Organization: Canisius University
As early as middle school, students learn to accept if not revere certain plays among Shakespeare’s works as canonical. Some are so ubiquitously recognizable that people know the plot through pop culture or other means without ever having read the work itself. However, there are a number of plays that are rarely recognized at all, let alone produced, read, or studied. Many history plays, for example, bridge a gap between iconic, climactic battles at Agincourt or Bosworth Field. Coriolanus is recognizably Roman, but Julius Caesar is the perennial favorite. Romeo and Juliet is a popular cultural touchstone, but who knows even the outlines of Cymbeline or Pericles? This category of play might be considered “surplus,” those works that round out a canonical list but that fail to resonate with the public, with students, and, at times, even with scholars.
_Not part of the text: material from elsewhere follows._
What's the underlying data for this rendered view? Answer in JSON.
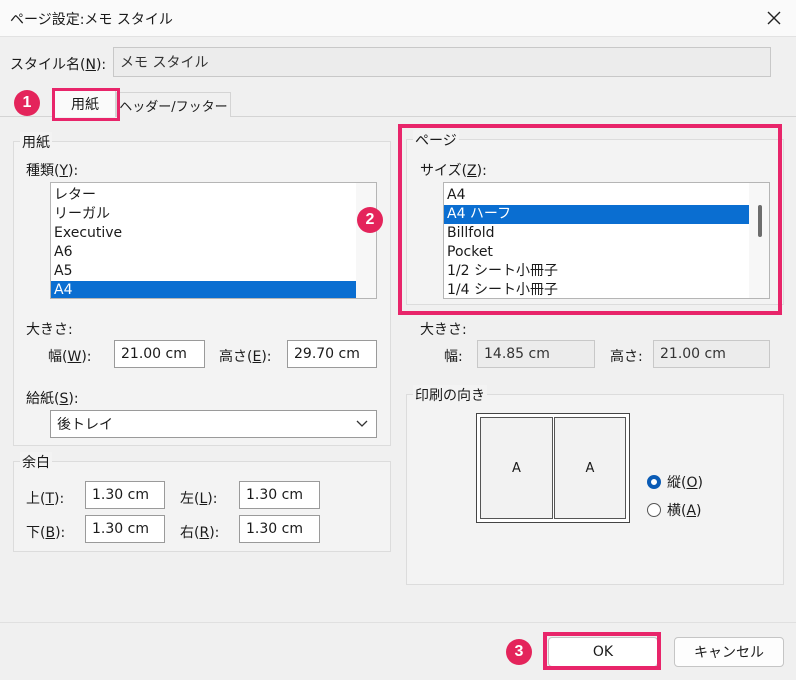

This seminar asks us to rethink the utility of Shakespeare’s surplus. What can we learn from studying Shakespeare’s lesser-known plays? What can students gain from reading 2 Henry VI? How (and why) should we attend to Timon of Athens in the classroom? How should we approach the idea of collaborative authorship or a maturation chronology? This seminar seeks papers that engage pedagogical questions based around works by Shakespeare that rarely appear on Shakespeare course syllabi. Submissions might include rationale for inclusion or prioritization of these works, effective strategies for boosting student engagement with unfamiliar stories, contextualizing plays with the historical and/or contemporary moment, etc.